白川低頭看著他,語氣平靜,「你有理由,也有資格向我復仇。」
「但你的實力,不夠。」
說完,白川抬手一壓。
那輪懸於右手掌心的熾陽驟然下墜,轟然鎮在沈父身上!
沈父體內翻騰的詭異氣息被瞬間鎮滅,整個領域也隨之轟然崩塌。
大廳恢復安靜。
院中那些草木倒長,枯萎復原的異象,全部停了下來。
廢墟中央。
沈父被鎮壓在地,胸膛起伏得厲害,他還想掙扎,可這種狀態連抬頭都變得艱難。
白川低頭看著他,沉默了兩秒,卻沒有直接下殺手。
姜豎愣了一下,看著白川撓了撓頭,以白川的性格,他原本還以為這一下會直接把人鎮死。
沈父躺在裂開的地面上,嘴角不斷溢血,氣息微弱而紊亂。
他勉強抬起眼,死死看著白川。
白川看著他,終於開口:「殺死沈小婉,並非我的本意。」
沈父身體微微一顫。
白川繼續道:「她應該死在那裡。

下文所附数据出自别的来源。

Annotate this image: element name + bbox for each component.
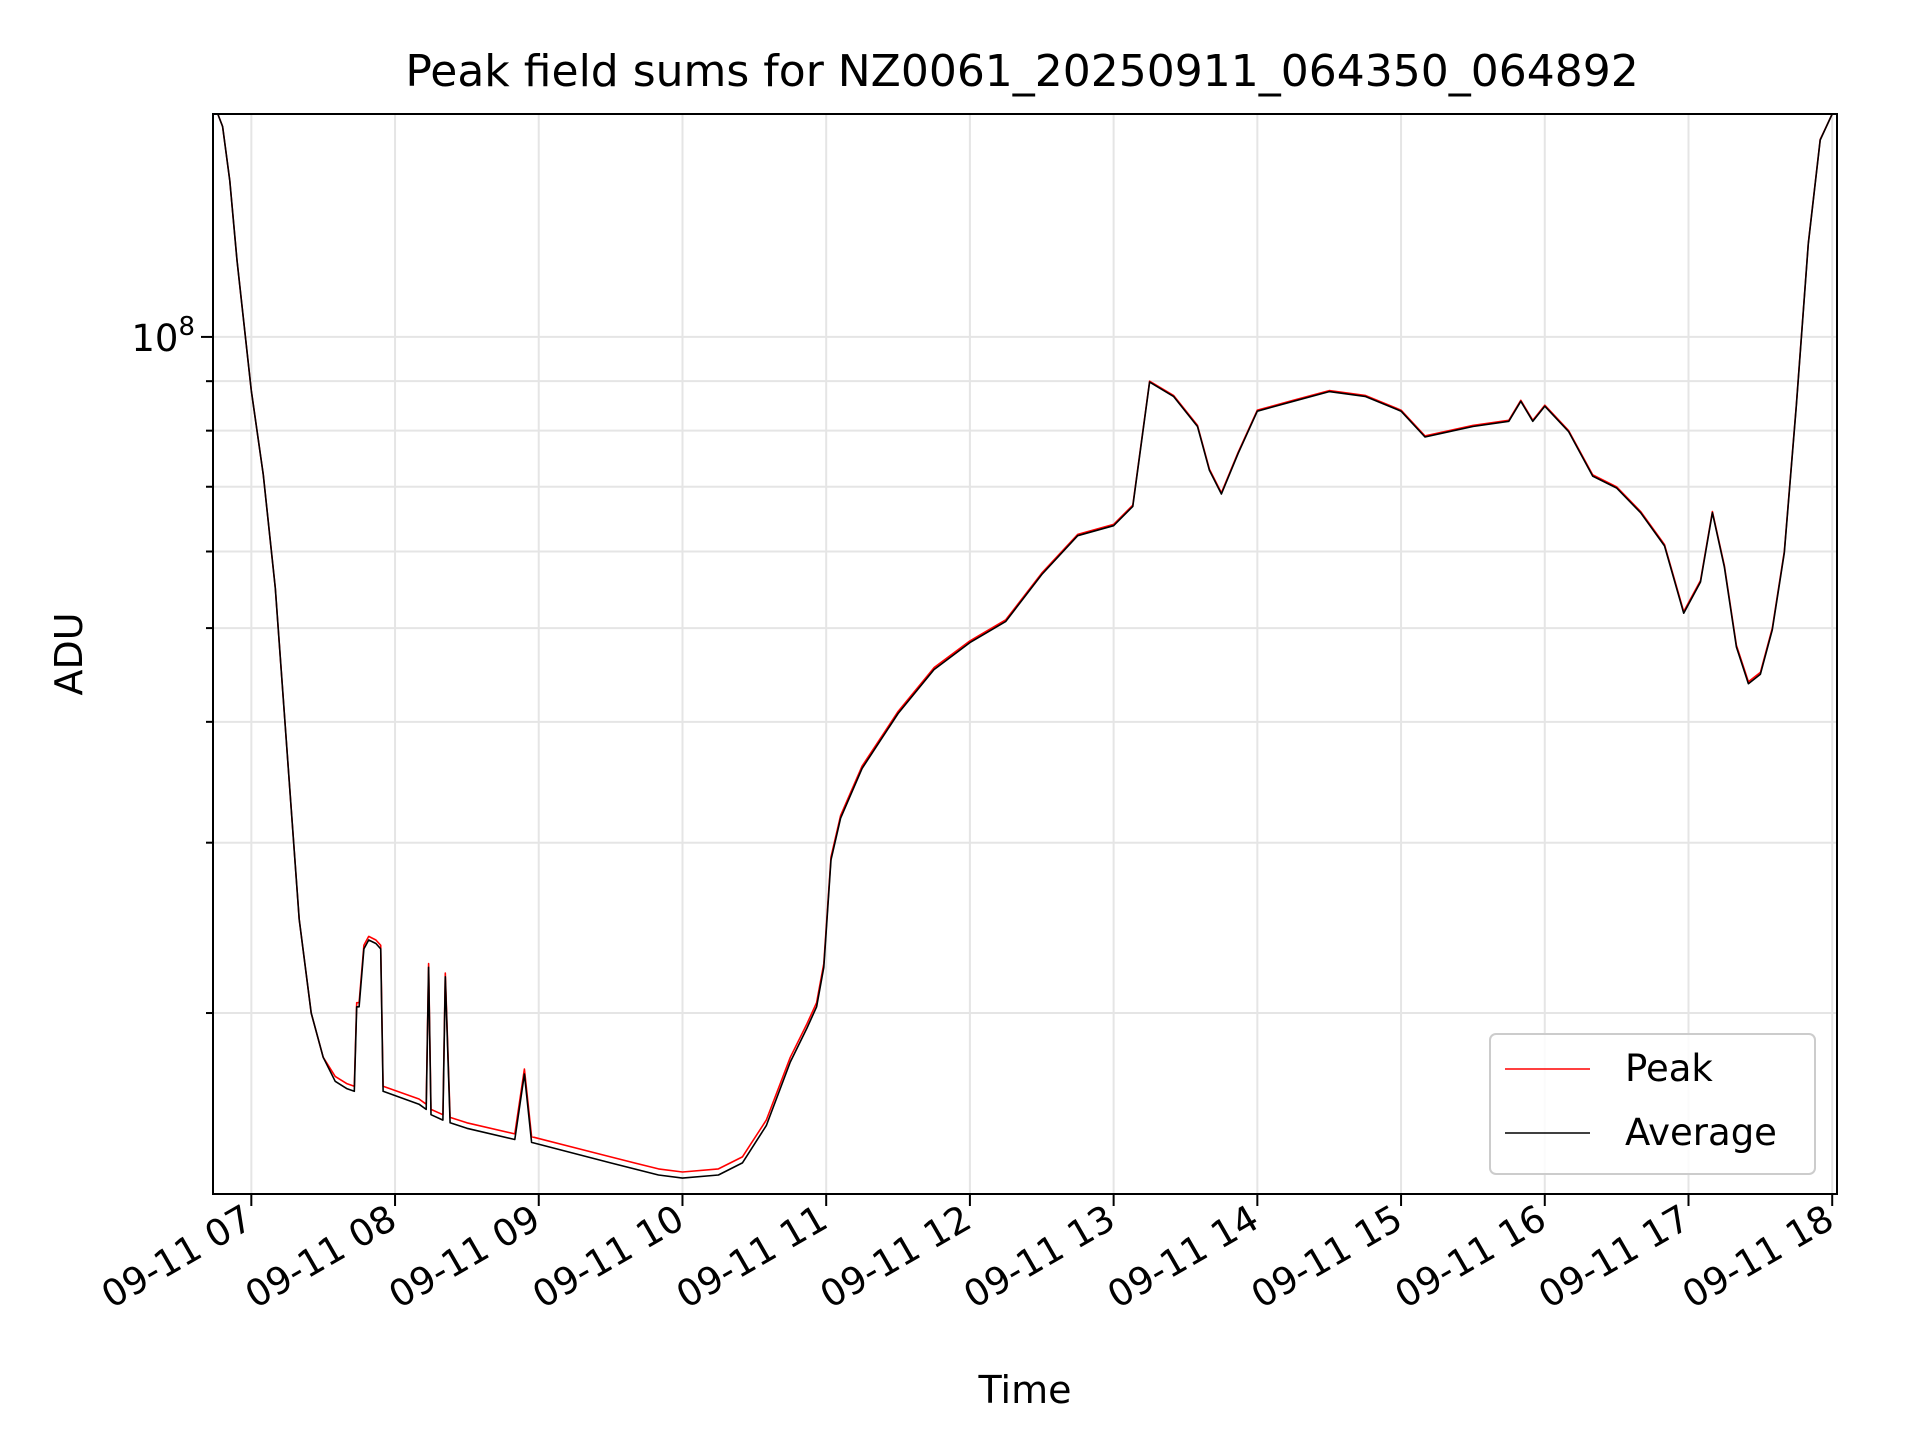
- y-axis: 108: [131, 312, 213, 1015]
- series-line-peak: [217, 113, 1833, 1173]
- gridlines: [213, 114, 1837, 1194]
- chart-title: Peak field sums for NZ0061_20250911_0643…: [405, 46, 1638, 97]
- legend: Peak Average: [1489, 1033, 1816, 1175]
- series-line-average: [217, 113, 1833, 1179]
- plot-frame: [212, 113, 1838, 1195]
- legend-label-peak: Peak: [1625, 1047, 1713, 1090]
- y-tick-label: 108: [131, 312, 195, 360]
- x-axis-label: Time: [978, 1368, 1072, 1412]
- legend-label-average: Average: [1625, 1111, 1777, 1154]
- y-axis-label: ADU: [47, 612, 91, 695]
- series-layer: [217, 113, 1833, 1179]
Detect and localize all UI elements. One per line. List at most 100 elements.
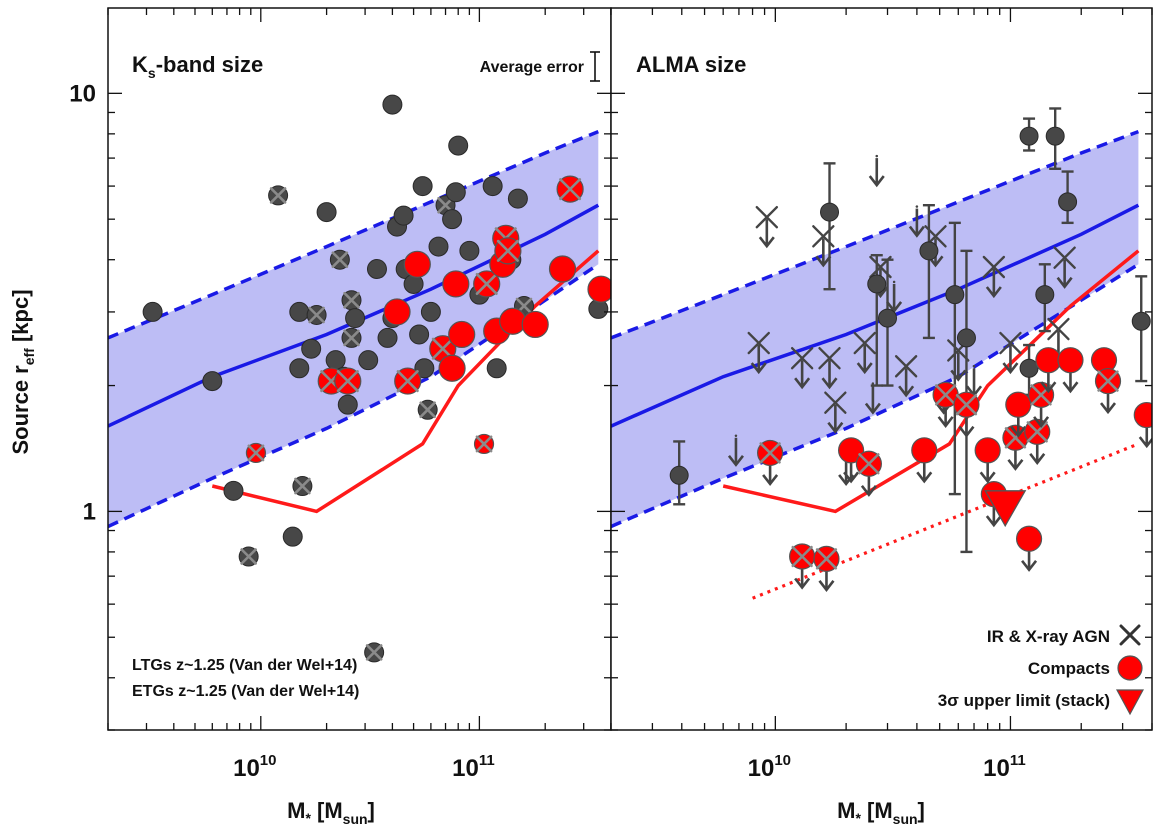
galaxy-point <box>442 209 463 230</box>
galaxy-point <box>409 324 430 345</box>
agn-cross-marker <box>437 196 454 214</box>
upper-limit-arrowhead <box>979 471 996 484</box>
upper-limit-arrowhead <box>815 255 832 268</box>
agn-cross-marker <box>1053 246 1076 269</box>
ltg-median-line <box>611 203 1140 428</box>
agn-cross-marker <box>343 329 360 347</box>
galaxy-point <box>142 301 163 322</box>
galaxy-point <box>956 328 976 348</box>
galaxy-point <box>202 371 223 392</box>
ltg-scatter-band <box>611 131 1139 527</box>
galaxy-point <box>223 480 244 501</box>
upper-limit-arrowhead <box>864 402 881 415</box>
agn-cross-marker <box>365 644 383 661</box>
ticks-layer: 1010 1011 <box>610 8 1153 782</box>
compact-galaxy-point <box>438 354 466 382</box>
legend-stack-limit: 3σ upper limit (stack) <box>938 691 1110 710</box>
x-axis-label: M* [Msun] <box>287 798 375 827</box>
galaxy-point <box>420 301 441 322</box>
agn-cross-marker <box>1026 421 1048 443</box>
agn-cross-marker <box>1097 370 1119 392</box>
x-axis-label: M* [Msun] <box>837 798 925 827</box>
galaxy-point <box>1035 285 1055 305</box>
galaxy-point <box>282 526 303 547</box>
compact-galaxy-point <box>1057 347 1084 374</box>
y-tick-label: 10 <box>69 80 96 107</box>
upper-limit-arrowhead <box>985 515 1002 528</box>
galaxy-point <box>445 182 466 203</box>
upper-limit-arrowhead <box>908 225 925 238</box>
y-tick-label: 1 <box>83 498 96 525</box>
upper-limit-arrowhead <box>886 301 903 314</box>
agn-cross-marker <box>791 545 813 568</box>
upper-limit-arrowhead <box>758 236 775 249</box>
galaxy-point <box>289 358 310 379</box>
upper-limit-arrowhead <box>937 416 954 428</box>
compact-galaxy-point <box>837 437 865 464</box>
agn-cross-marker <box>431 337 454 360</box>
agn-cross-marker <box>853 331 876 355</box>
galaxy-point <box>919 241 939 261</box>
galaxy-point <box>507 188 528 209</box>
galaxy-point <box>366 259 387 280</box>
agn-cross-marker <box>247 444 265 462</box>
agn-cross-marker <box>269 187 287 204</box>
agn-cross-marker <box>1047 317 1070 341</box>
compact-galaxy-point <box>383 298 411 326</box>
upper-limit-arrowhead <box>1021 559 1038 572</box>
ltg-band-layer <box>611 131 1139 527</box>
agn-cross-marker <box>858 453 880 475</box>
galaxy-point <box>486 358 507 379</box>
compact-galaxy-point <box>911 437 938 464</box>
relation-lines-layer <box>108 129 600 529</box>
galaxy-point <box>1131 311 1151 331</box>
agn-cross-marker <box>818 346 841 370</box>
etg-median-line <box>211 249 600 514</box>
panel-alma: 1010 1011 ALMA size IR & X-ray AGN Compac… <box>610 7 1153 827</box>
compact-galaxy-point <box>499 307 527 335</box>
panel-ks-band: 1010 1011 10 1 Ks-band size Average error L… <box>8 7 612 827</box>
ltg-median-line <box>108 203 600 428</box>
agn-cross-marker <box>999 331 1022 355</box>
compact-galaxy-point <box>448 320 476 349</box>
upper-limit-arrowhead <box>958 425 975 438</box>
x-tick-label: 1010 <box>233 752 276 782</box>
upper-limit-arrowhead <box>1007 458 1024 471</box>
compact-galaxy-point <box>403 250 431 278</box>
panel-title: ALMA size <box>636 52 746 77</box>
ticks-layer: 1010 1011 10 1 <box>69 8 612 782</box>
upper-limit-arrowhead <box>1062 381 1079 394</box>
upper-limit-arrowhead <box>1099 402 1117 415</box>
average-error-bar <box>590 51 600 82</box>
galaxy-point <box>1019 126 1039 146</box>
average-error-label: Average error <box>480 59 584 76</box>
upper-limit-arrowhead <box>1002 362 1019 375</box>
agn-cross-marker <box>747 331 770 355</box>
galaxy-point <box>358 350 379 371</box>
compact-galaxy-point <box>1035 347 1062 374</box>
legend-compacts-marker <box>1117 655 1143 681</box>
agn-cross-marker <box>496 239 519 262</box>
agn-cross-marker <box>419 401 436 419</box>
upper-limit-arrowhead <box>821 377 838 390</box>
galaxy-point <box>428 236 449 257</box>
agn-cross-marker <box>894 355 918 378</box>
galaxy-point <box>945 285 965 305</box>
upper-limit-arrowhead <box>762 474 779 487</box>
compact-galaxy-point <box>1133 401 1152 429</box>
stack-upper-limit-triangle <box>984 490 1027 528</box>
compact-galaxy-point <box>548 255 577 283</box>
galaxy-point <box>301 338 322 359</box>
x-tick-label: 1011 <box>452 752 495 782</box>
compact-galaxy-point <box>1015 525 1043 552</box>
galaxy-point <box>412 176 433 197</box>
agn-cross-marker <box>331 251 349 269</box>
compact-galaxy-point <box>1005 391 1032 418</box>
galaxy-point <box>377 327 398 348</box>
ltg-lower-line <box>611 262 1140 529</box>
upper-limit-arrowhead <box>1010 425 1027 438</box>
legend-stack-limit-marker <box>1115 689 1145 716</box>
galaxy-point <box>459 240 480 261</box>
upper-limit-arrowhead <box>1040 381 1057 394</box>
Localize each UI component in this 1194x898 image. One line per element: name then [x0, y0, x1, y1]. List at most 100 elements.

」
沈父扯了扯嘴角,艱難地張開嘴,「死……」
「沒有……應不應該……」
白川沒有接話。
「幫我一個忙。」
「或許,可以救下你女兒。」
這句話落下的瞬間,沈父那雙原本已經有些灰敗的眼睛,猛地一凝。
連姜豎都怔住了,愕然地看向白川。
沈父死死盯著他,像是想從他臉上看出哪怕一絲玩笑或欺騙的痕跡。